Un an avant La Bataille d’Alger, un des grands opus sur la guerre d’Algérie longtemps censuré en France, Pontecorvo signe avec ce film un récit sur l’ambiguïté des révolutions et toutes les tractations subies par les pays colonisés, soumis à une répression d’une extrême violence. Avec un sens consommé du réalisme, Pontecorvo orchestre des séquences saisissantes d’attaques des rebelles où il n’y a aucun quartier. Et il n’est jamais aussi à l’aise que dans les scènes de foule où la caméra passe du personnel au général, parvenant à capter dans un regard, un geste l’émotion soudaine, la peur, la hargne…

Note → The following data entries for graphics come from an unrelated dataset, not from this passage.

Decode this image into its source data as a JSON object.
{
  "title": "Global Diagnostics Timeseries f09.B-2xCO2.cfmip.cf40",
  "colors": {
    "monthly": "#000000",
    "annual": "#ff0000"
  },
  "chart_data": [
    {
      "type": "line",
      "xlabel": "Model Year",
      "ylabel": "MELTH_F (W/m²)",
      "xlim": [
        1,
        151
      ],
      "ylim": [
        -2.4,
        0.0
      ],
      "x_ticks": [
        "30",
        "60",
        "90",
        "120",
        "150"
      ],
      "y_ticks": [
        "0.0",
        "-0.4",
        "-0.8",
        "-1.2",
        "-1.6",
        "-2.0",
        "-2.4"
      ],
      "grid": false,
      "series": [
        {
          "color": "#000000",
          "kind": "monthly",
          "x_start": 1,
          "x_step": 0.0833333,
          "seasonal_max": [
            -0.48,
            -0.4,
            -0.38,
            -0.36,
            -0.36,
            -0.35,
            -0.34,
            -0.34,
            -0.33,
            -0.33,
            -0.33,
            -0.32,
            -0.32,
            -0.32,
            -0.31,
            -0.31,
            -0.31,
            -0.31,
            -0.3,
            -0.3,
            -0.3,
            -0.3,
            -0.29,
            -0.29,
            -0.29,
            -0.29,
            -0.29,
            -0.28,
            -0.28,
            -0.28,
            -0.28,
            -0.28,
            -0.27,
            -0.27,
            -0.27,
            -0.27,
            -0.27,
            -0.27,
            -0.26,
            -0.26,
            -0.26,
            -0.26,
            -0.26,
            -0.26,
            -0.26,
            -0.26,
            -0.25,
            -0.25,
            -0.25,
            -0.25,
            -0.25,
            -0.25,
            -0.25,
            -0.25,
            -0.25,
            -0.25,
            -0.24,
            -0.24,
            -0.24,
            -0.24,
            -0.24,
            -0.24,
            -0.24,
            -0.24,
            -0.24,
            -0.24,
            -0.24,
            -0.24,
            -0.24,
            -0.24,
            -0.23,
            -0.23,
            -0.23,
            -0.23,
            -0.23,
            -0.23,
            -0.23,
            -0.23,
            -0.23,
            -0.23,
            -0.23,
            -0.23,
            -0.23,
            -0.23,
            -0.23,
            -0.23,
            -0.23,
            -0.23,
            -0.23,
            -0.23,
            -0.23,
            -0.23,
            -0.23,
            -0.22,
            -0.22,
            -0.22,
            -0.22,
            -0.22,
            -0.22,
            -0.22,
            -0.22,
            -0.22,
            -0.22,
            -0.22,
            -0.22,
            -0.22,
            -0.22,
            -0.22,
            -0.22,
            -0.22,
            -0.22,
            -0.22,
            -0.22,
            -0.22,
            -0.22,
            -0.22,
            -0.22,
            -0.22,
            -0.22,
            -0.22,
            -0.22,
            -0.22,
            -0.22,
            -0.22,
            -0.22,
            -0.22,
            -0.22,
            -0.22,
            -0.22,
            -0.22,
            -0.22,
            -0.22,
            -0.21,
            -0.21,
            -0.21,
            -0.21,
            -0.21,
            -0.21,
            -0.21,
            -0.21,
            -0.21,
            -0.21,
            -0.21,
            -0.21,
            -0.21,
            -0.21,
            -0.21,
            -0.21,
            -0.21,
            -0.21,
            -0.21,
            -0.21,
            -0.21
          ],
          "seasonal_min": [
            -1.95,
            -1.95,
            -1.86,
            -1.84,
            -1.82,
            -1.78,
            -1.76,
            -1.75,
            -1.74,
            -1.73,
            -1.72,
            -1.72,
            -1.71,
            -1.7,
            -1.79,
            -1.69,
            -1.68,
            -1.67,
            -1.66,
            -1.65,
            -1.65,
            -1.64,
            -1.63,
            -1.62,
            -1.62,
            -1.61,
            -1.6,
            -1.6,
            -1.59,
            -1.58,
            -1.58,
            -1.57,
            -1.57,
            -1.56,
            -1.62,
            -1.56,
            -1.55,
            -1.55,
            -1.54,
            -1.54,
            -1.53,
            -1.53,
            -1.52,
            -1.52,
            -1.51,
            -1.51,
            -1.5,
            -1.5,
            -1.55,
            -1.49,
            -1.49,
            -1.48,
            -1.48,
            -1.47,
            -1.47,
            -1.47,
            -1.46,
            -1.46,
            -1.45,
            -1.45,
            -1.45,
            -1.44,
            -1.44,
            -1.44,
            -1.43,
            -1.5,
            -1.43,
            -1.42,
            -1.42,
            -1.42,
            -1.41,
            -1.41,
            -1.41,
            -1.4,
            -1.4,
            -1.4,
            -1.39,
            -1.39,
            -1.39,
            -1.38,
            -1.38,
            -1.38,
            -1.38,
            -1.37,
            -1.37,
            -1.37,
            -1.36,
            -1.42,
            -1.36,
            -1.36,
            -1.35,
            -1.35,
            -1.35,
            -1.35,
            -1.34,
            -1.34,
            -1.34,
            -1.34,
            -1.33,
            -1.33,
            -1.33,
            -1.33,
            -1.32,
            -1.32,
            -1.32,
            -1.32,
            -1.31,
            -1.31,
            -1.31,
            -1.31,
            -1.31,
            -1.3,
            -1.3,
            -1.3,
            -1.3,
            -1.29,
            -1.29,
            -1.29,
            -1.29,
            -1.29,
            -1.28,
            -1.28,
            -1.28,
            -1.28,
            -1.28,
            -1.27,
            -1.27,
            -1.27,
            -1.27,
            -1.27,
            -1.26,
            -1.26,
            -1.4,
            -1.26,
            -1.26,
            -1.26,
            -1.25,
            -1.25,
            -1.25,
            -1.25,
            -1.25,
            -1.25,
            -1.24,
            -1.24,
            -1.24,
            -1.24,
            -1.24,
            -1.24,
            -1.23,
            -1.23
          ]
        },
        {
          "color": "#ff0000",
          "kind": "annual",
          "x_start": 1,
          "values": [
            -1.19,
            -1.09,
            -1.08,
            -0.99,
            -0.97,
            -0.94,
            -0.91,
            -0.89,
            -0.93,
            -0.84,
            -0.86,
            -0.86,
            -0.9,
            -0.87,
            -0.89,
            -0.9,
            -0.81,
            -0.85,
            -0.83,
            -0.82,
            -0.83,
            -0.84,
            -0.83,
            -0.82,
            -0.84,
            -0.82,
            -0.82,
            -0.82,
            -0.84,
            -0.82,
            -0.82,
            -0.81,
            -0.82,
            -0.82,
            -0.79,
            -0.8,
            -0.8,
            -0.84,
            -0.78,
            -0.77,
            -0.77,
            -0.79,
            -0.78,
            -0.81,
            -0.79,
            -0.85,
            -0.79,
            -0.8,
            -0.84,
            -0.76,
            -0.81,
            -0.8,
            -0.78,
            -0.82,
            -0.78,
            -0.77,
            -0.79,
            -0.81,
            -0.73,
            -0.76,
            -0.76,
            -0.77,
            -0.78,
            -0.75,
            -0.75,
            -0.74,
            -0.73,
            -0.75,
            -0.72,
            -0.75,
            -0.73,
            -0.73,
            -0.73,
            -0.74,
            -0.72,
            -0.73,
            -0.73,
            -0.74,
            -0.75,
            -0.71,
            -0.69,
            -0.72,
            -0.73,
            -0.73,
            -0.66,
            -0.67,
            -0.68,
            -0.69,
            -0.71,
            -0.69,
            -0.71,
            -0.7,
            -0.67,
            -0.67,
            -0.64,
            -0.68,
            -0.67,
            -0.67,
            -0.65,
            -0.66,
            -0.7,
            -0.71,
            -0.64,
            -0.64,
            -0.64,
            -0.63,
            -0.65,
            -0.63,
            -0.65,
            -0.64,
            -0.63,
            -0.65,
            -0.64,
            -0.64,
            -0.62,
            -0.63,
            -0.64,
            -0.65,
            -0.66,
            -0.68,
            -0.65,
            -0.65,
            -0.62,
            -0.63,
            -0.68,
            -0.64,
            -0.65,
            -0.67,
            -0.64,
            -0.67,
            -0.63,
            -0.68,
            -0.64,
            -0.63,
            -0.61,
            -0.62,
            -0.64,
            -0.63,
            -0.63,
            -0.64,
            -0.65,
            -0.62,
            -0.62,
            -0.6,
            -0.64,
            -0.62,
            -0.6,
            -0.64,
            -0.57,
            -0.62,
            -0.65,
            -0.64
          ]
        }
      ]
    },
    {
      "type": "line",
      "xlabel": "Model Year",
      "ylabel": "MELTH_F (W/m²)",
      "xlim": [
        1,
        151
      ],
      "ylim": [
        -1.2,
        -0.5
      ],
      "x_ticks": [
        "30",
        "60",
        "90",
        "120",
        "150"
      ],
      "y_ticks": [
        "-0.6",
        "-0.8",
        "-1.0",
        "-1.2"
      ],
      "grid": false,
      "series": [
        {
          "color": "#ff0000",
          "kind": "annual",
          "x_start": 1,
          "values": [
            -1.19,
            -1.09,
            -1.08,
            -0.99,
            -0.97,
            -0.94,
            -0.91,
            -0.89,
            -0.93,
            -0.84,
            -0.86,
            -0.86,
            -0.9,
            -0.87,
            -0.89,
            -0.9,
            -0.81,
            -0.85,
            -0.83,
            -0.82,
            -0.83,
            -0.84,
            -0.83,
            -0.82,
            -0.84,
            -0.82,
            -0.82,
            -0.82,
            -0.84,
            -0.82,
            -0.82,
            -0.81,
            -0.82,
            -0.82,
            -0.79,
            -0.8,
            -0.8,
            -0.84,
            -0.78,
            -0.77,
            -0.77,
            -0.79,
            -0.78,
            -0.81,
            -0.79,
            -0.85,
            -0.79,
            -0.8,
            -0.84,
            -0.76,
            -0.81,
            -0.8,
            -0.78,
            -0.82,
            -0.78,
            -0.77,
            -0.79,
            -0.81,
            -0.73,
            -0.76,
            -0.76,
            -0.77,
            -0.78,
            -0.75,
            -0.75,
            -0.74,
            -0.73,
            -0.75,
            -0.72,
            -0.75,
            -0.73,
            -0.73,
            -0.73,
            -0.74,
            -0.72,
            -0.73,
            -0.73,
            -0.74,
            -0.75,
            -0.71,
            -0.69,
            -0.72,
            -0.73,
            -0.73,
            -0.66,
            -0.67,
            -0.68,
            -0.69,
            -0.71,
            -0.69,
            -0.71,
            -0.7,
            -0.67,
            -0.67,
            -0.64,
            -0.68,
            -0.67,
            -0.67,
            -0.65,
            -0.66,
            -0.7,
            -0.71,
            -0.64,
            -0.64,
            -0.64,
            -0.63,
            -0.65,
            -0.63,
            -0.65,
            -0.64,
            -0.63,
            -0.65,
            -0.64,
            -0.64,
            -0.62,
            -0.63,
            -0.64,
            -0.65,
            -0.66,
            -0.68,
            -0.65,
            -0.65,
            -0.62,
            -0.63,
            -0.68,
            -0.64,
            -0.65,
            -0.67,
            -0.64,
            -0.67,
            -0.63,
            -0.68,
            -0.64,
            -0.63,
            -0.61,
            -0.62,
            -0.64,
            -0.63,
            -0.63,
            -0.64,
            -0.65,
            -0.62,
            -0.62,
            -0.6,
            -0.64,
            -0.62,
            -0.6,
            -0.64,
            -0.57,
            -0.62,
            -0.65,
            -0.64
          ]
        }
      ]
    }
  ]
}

Si certains choix de lumière ont un peu vieilli, notamment dans les séquences d’intérieur, si le bronzage de Renato Salvatori jure avec le reste du casting, ce film est une réflexion sur le colonialisme du 19ème siècle tout comme il peut apparaître comme un regard désabusé sur le cynisme des politiques. Dans ces aventures portées par la musique originale si reconnaissable d’Ennio Morricone, Brando incarne avec force cet agent machiavélique à souhait dont on se demande même si sa « gentillesse » à la fin devant le révolutionnaire noir est si désintéressée que ça, tant il fait montre tout au long du film d’un cynisme absolu.
Outre la version longue inédite qui renforce le côté épique de l’opus, le coffret DVD propose notamment une interview du réalisateur et un livret qui accompagne cette édition méritant le détour. Et qui vient enrichir les coulisses du tournage.